Remember you are dealing with master and skilled manipulators. They have a agenda, you are simply trying to survive their assaults upon your psyche. They know what they are doing. I am sorry you loaned your brother your car. It means you are trapped. They are trying to wear you down.

Here is a little trick that I used when I was with toxic people. I imagined that they were martians from mars.
And when they said and did something odd, I would say this must be how martians from mars act. It really worked. It helped to ground me and I did not take the comments and acts so personally. I hope this helped and did not hurt. Remember to be gentle on yourself and stay strong. You are almost done with them. You can detox with your therapist over all of this. You are a good soul. You are smart and talented and funny and bright. You have a very caring heart. You are a good person. YOu deserve good and you sure do not deserve to have verbal abuse heaped upon you. You are almost done. It will be over soon. I am very proud of you. big hugs.
 
I'd leave early pl, with a big smile (should be easy- think of the freedom). :) You are an adult woman, and you have the right to leave, and without explanation.
I hope you can think of something else when you're there.
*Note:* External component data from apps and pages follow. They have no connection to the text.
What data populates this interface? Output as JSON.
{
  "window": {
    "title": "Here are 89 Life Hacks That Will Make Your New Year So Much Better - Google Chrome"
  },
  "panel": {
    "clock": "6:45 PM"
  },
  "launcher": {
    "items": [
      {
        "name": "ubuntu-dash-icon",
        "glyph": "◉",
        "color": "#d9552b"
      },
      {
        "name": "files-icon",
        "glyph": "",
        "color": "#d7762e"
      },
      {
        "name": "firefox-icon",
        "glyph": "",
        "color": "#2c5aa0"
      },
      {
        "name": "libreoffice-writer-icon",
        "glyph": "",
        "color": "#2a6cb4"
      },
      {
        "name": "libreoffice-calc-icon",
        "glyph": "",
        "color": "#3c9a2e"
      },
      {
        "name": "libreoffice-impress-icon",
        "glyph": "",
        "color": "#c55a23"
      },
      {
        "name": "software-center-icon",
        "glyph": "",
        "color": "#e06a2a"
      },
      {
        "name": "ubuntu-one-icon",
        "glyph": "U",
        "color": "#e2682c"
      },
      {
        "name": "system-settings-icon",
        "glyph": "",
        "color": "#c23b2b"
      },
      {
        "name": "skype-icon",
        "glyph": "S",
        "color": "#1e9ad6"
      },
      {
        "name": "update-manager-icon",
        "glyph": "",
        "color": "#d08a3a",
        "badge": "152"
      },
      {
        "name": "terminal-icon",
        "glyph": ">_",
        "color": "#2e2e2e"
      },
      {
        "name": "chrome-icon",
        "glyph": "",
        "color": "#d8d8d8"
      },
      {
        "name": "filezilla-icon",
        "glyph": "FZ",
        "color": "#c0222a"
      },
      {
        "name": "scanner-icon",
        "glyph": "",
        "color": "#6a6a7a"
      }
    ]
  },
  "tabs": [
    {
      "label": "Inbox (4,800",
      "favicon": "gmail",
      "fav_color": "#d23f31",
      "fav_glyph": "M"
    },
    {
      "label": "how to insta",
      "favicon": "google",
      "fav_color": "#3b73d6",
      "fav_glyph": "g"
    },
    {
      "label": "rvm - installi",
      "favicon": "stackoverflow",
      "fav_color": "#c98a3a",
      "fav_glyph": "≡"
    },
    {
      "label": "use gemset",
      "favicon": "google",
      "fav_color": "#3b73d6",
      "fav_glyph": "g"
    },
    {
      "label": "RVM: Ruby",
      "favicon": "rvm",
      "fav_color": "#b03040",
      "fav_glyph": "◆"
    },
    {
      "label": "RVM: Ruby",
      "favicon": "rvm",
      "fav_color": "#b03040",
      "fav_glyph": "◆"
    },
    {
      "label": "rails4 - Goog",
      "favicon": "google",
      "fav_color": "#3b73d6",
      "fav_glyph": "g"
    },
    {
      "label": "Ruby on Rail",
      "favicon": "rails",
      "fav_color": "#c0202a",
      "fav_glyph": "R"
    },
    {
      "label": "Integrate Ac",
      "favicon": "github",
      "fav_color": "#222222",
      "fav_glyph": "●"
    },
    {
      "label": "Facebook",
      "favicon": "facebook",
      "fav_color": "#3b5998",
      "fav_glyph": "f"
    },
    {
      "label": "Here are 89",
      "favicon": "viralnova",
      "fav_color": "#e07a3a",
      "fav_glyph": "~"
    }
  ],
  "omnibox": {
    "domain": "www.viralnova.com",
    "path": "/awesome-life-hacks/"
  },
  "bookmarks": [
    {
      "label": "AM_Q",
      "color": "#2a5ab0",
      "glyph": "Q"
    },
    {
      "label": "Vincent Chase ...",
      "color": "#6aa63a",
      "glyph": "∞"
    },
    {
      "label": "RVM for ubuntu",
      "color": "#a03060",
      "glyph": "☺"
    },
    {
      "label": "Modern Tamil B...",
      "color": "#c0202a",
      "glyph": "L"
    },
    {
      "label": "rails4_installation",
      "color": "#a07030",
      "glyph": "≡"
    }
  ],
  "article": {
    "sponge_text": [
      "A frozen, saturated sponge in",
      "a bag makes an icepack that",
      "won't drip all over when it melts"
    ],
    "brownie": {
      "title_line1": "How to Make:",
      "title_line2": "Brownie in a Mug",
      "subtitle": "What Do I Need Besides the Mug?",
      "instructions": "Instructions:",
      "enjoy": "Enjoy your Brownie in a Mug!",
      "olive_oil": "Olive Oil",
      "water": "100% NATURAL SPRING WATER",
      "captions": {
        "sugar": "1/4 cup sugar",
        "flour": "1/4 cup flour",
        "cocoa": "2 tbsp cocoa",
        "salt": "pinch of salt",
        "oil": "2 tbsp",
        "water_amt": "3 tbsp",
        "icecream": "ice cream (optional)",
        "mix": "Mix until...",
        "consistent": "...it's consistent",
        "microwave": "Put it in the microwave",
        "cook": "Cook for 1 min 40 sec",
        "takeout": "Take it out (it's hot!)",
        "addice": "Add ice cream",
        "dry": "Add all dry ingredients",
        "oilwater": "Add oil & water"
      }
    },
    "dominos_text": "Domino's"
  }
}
You are not a failure. You're just not hardened, and you're triggered. Pardon my language, but screw the rest- you did it! :) :tup: Way to go! :)

((((Hugs))))
 
PirateLady,

You walked into the hornets nest and each person there performed the way they were suppose to, lifelong habits and in unison, the one who is moving on into "healthy" is you. That is rough no matter how you cut it and I seriously do NOT see you as a failure at all nor will your therapist. It will be a great opportunity to discuss what happened and to find what might work better next time you encounter your family. Stumbling teaches us so much, this is where the support helps.

Please don't be so hard on yourself,
(((((((((((hugs))))))))))))
Rain
 
Thank you everyone for all the support and positive messages. I left right after breakfast this morning and just got home. I got almost no sleep last night, I had nightmares and other stressful dreams all night. I guess now that it's over I should start to feel better eventually...again thanks everyone, your support really means a lot to me.
 
Rain is right pl, you are a success not a failure.
Is it not healthy, to prefer kindness, sanity, dignity, respect, love and support between persons?
Who could blame you for wanting to run!

The healthier you get, the less tolerance you'll have, or will fit in to, unhealthy environments or (family or otherwise) situations.

Hooray!!!! You DID IT! :) :tup:
 
Well, I made it through .... I've spent one day with my family and I feel like I'm a failure again. I feel fragile, weak, and not good enough. One day ... can tear down what little I've managed to re-build.
Dear PL ~
1st: I love your avatar. 2nd: Not reaching a very high expectation on your first try definitely does not constitute failure. I think you said
I kept my mouth shut and tried to keep my feelings under-control.
Just accomplishing showing up and not completely losing it, and getting home safely would be a success in my book. I can see why you feel they've torn down what you've rebuilt, but maybe seeing it as they poked some (or many) big (or enormous) holes in what you are building. Even I can see you are not starting from scratch. Repair sometimes seems less overwhelming to me than feeling like I am starting over. and 3rd: I can only hope you T will help you see how proud you can be for being strong and using the support of here in the process.:tup: It may not feel like it, but you did well, especially considering how underprepared you felt going in.